Clean electrification is already reducing fossil fuel use in the UK
Clean electrification has already begun in the UK. This is contributing to large reductions in fossil fuel consumption, since clean electrification reduces fossil fuel demand by much more than the electricity demand it creates.
Wind and solar made up 33% of UK generation in 2023. Electric vehicles accounted for 20% of new vehicle sales in 2023, reaching 4% of total vehicles on the road. Heat pump installations are also increasing, but at a much more modest rate. In 2023, 1.5% of households in the UK had heat pumps, up from 0.5% nine years ago.
The impact of electric vehicles and heat pumps on UK power demand to date has been small, adding 6.3 TWh in 2023. This equates to only 2% of the UK’s total electricity demand. Nonetheless, the increase in power demand will accelerate. In 2030, electric vehicles and heat pumps are forecast to add 33 TWh of electricity demand, equivalent to 11% of the total demand in 2023.
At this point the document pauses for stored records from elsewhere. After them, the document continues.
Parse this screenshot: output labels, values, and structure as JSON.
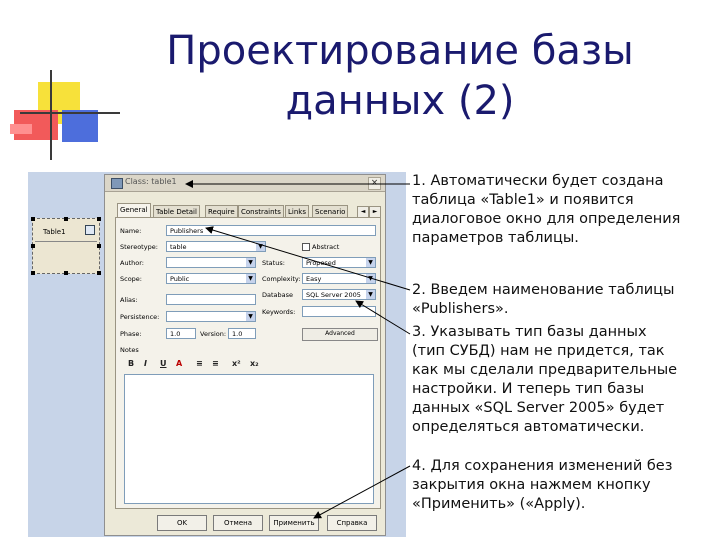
{
  "slide": {
    "title_line1": "Проектирование базы",
    "title_line2": "данных (2)",
    "text": {
      "p1": [
        "1. Автоматически будет создана",
        "таблица «Table1» и появится",
        "диалоговое окно для определения",
        "параметров таблицы."
      ],
      "p2": [
        "2. Введем наименование таблицы",
        "«Publishers»."
      ],
      "p3": [
        "3. Указывать тип базы данных",
        "(тип СУБД) нам не придется, так",
        "как мы сделали предварительные",
        "настройки. И теперь тип базы",
        "данных «SQL Server 2005» будет",
        "определяться автоматически."
      ],
      "p4": [
        "4. Для сохранения изменений без",
        "закрытия окна нажмем кнопку",
        "«Применить» («Apply)."
      ]
    }
  },
  "screenshot": {
    "entity_label": "Table1",
    "window_title": "Class: table1",
    "close_glyph": "×",
    "tabs": [
      "General",
      "Table Detail",
      "Require",
      "Constraints",
      "Links",
      "Scenario"
    ],
    "tab_prev": "◄",
    "tab_next": "►",
    "fields": {
      "name_label": "Name:",
      "name_value": "Publishers",
      "stereotype_label": "Stereotype:",
      "stereotype_value": "table",
      "abstract_label": "Abstract",
      "author_label": "Author:",
      "author_value": "",
      "status_label": "Status:",
      "status_value": "Proposed",
      "scope_label": "Scope:",
      "scope_value": "Public",
      "complexity_label": "Complexity:",
      "complexity_value": "Easy",
      "database_label": "Database",
      "database_value": "SQL Server 2005",
      "alias_label": "Alias:",
      "alias_value": "",
      "keywords_label": "Keywords:",
      "keywords_value": "",
      "persistence_label": "Persistence:",
      "persistence_value": "",
      "phase_label": "Phase:",
      "phase_value": "1.0",
      "version_label": "Version:",
      "version_value": "1.0",
      "advanced_label": "Advanced",
      "notes_label": "Notes"
    },
    "format_buttons": [
      "B",
      "I",
      "U",
      "A",
      "≡",
      "≡",
      "x²",
      "x₂"
    ],
    "buttons": {
      "ok": "OK",
      "cancel": "Отмена",
      "apply": "Применить",
      "help": "Справка"
    }
  }
}
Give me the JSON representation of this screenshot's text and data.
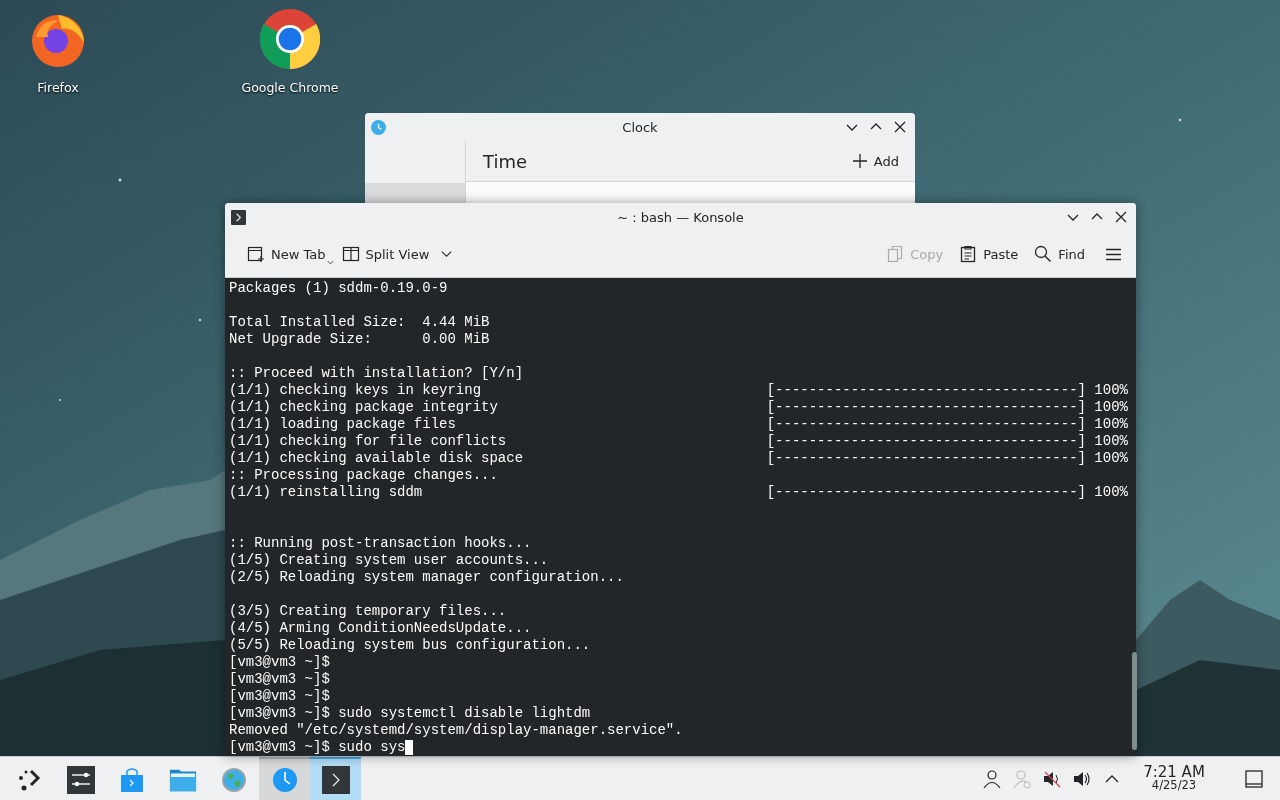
{
  "desktop_icons": [
    {
      "label": "Firefox"
    },
    {
      "label": "Google Chrome"
    }
  ],
  "clock_window": {
    "title": "Clock",
    "heading": "Time",
    "add_label": "Add"
  },
  "konsole": {
    "title": "~ : bash — Konsole",
    "toolbar": [
      {
        "label": "New Tab",
        "disabled": false
      },
      {
        "label": "Split View",
        "disabled": false
      },
      {
        "label": "Copy",
        "disabled": true
      },
      {
        "label": "Paste",
        "disabled": false
      },
      {
        "label": "Find",
        "disabled": false
      }
    ],
    "lines": [
      {
        "kind": "text",
        "text": "Packages (1) sddm-0.19.0-9"
      },
      {
        "kind": "blank"
      },
      {
        "kind": "text",
        "text": "Total Installed Size:  4.44 MiB"
      },
      {
        "kind": "text",
        "text": "Net Upgrade Size:      0.00 MiB"
      },
      {
        "kind": "blank"
      },
      {
        "kind": "text",
        "text": ":: Proceed with installation? [Y/n]"
      },
      {
        "kind": "progress",
        "text": "(1/1) checking keys in keyring",
        "bar": "[------------------------------------] 100%"
      },
      {
        "kind": "progress",
        "text": "(1/1) checking package integrity",
        "bar": "[------------------------------------] 100%"
      },
      {
        "kind": "progress",
        "text": "(1/1) loading package files",
        "bar": "[------------------------------------] 100%"
      },
      {
        "kind": "progress",
        "text": "(1/1) checking for file conflicts",
        "bar": "[------------------------------------] 100%"
      },
      {
        "kind": "progress",
        "text": "(1/1) checking available disk space",
        "bar": "[------------------------------------] 100%"
      },
      {
        "kind": "text",
        "text": ":: Processing package changes..."
      },
      {
        "kind": "progress",
        "text": "(1/1) reinstalling sddm",
        "bar": "[------------------------------------] 100%"
      },
      {
        "kind": "blank"
      },
      {
        "kind": "blank"
      },
      {
        "kind": "text",
        "text": ":: Running post-transaction hooks..."
      },
      {
        "kind": "text",
        "text": "(1/5) Creating system user accounts..."
      },
      {
        "kind": "text",
        "text": "(2/5) Reloading system manager configuration..."
      },
      {
        "kind": "blank"
      },
      {
        "kind": "text",
        "text": "(3/5) Creating temporary files..."
      },
      {
        "kind": "text",
        "text": "(4/5) Arming ConditionNeedsUpdate..."
      },
      {
        "kind": "text",
        "text": "(5/5) Reloading system bus configuration..."
      },
      {
        "kind": "text",
        "text": "[vm3@vm3 ~]$"
      },
      {
        "kind": "text",
        "text": "[vm3@vm3 ~]$"
      },
      {
        "kind": "text",
        "text": "[vm3@vm3 ~]$"
      },
      {
        "kind": "text",
        "text": "[vm3@vm3 ~]$ sudo systemctl disable lightdm"
      },
      {
        "kind": "text",
        "text": "Removed \"/etc/systemd/system/display-manager.service\"."
      },
      {
        "kind": "input",
        "text": "[vm3@vm3 ~]$ sudo sys"
      }
    ]
  },
  "taskbar": {
    "tasks": [
      {
        "open": false,
        "selected": false
      },
      {
        "open": false,
        "selected": false
      },
      {
        "open": false,
        "selected": false
      },
      {
        "open": false,
        "selected": false
      },
      {
        "open": false,
        "selected": false
      },
      {
        "open": true,
        "selected": false
      },
      {
        "open": true,
        "selected": true
      }
    ],
    "time": "7:21 AM",
    "date": "4/25/23"
  }
}
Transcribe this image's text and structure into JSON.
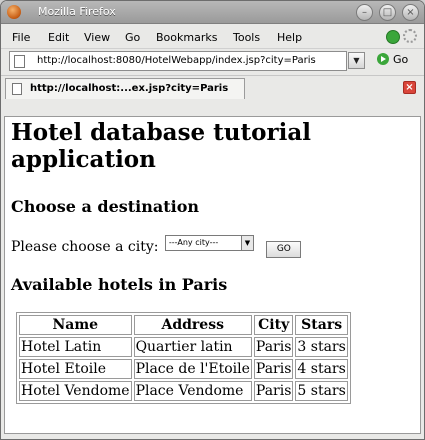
{
  "window": {
    "title": "Mozilla Firefox"
  },
  "menu": [
    "File",
    "Edit",
    "View",
    "Go",
    "Bookmarks",
    "Tools",
    "Help"
  ],
  "nav": {
    "url": "http://localhost:8080/HotelWebapp/index.jsp?city=Paris",
    "go_label": "Go"
  },
  "tab": {
    "label": "http://localhost:...ex.jsp?city=Paris"
  },
  "page": {
    "title": "Hotel database tutorial application",
    "choose_heading": "Choose a destination",
    "city_prompt": "Please choose a city:",
    "city_select_value": "---Any city---",
    "go_button": "GO",
    "available_heading": "Available hotels in Paris",
    "table": {
      "headers": [
        "Name",
        "Address",
        "City",
        "Stars"
      ],
      "rows": [
        [
          "Hotel Latin",
          "Quartier latin",
          "Paris",
          "3 stars"
        ],
        [
          "Hotel Etoile",
          "Place de l'Etoile",
          "Paris",
          "4 stars"
        ],
        [
          "Hotel Vendome",
          "Place Vendome",
          "Paris",
          "5 stars"
        ]
      ]
    }
  }
}
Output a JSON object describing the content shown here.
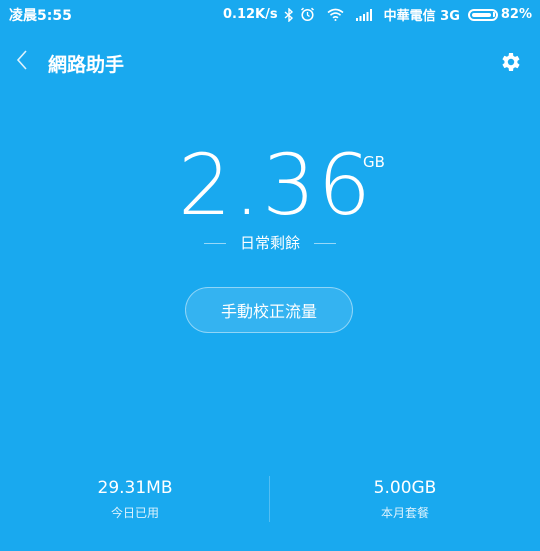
{
  "status_bar": {
    "time": "凌晨5:55",
    "net_speed": "0.12K/s",
    "carrier": "中華電信 3G",
    "battery": "82%",
    "battery_level": 0.82,
    "icons": [
      "bluetooth-icon",
      "alarm-icon",
      "wifi-icon",
      "signal-icon",
      "battery-icon"
    ]
  },
  "header": {
    "title": "網路助手",
    "back_icon": "chevron-left-icon",
    "settings_icon": "gear-icon"
  },
  "main": {
    "value": "2.36",
    "unit": "GB",
    "label": "日常剩餘",
    "calibrate_button": "手動校正流量"
  },
  "stats": {
    "today_used_value": "29.31MB",
    "today_used_label": "今日已用",
    "monthly_plan_value": "5.00GB",
    "monthly_plan_label": "本月套餐"
  },
  "colors": {
    "background": "#19A9EF",
    "foreground": "#FFFFFF"
  }
}
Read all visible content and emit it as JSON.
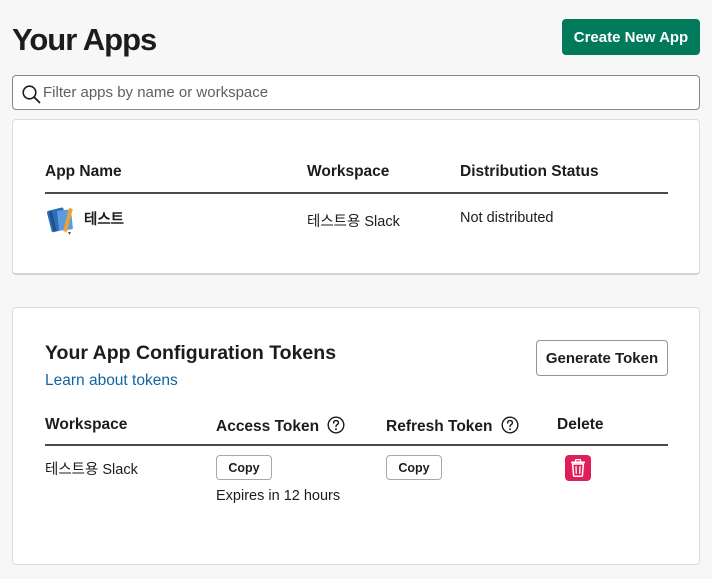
{
  "header": {
    "title": "Your Apps",
    "create_button": "Create New App"
  },
  "search": {
    "placeholder": "Filter apps by name or workspace",
    "value": ""
  },
  "apps_table": {
    "columns": [
      "App Name",
      "Workspace",
      "Distribution Status"
    ],
    "rows": [
      {
        "app_name": "테스트",
        "workspace": "테스트용 Slack",
        "distribution_status": "Not distributed",
        "icon": "notebook-icon"
      }
    ]
  },
  "tokens": {
    "title": "Your App Configuration Tokens",
    "learn_link": "Learn about tokens",
    "generate_button": "Generate Token",
    "columns": [
      "Workspace",
      "Access Token",
      "Refresh Token",
      "Delete"
    ],
    "rows": [
      {
        "workspace": "테스트용 Slack",
        "access_copy": "Copy",
        "access_expiry": "Expires in 12 hours",
        "refresh_copy": "Copy"
      }
    ]
  },
  "colors": {
    "primary_button": "#007a5a",
    "link": "#1264a3",
    "danger": "#e01e5a",
    "background": "#f7f7f7"
  }
}
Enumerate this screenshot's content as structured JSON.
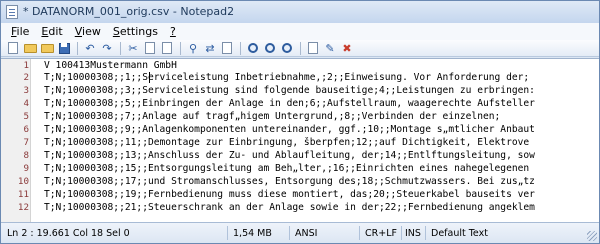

However, the efficiency gains from electrification and decarbonisation means that, despite this increase in electricity demand, energy use and fossil fuel consumption will continue to rapidly decline. With the current share of clean power in the UK’s power generation, electric cars require three times less energy than petrol cars to travel the same distance, limiting impact on the grid from electrification. Electrification also reduces fossil fuel demand by four times more than the electricity demand it creates.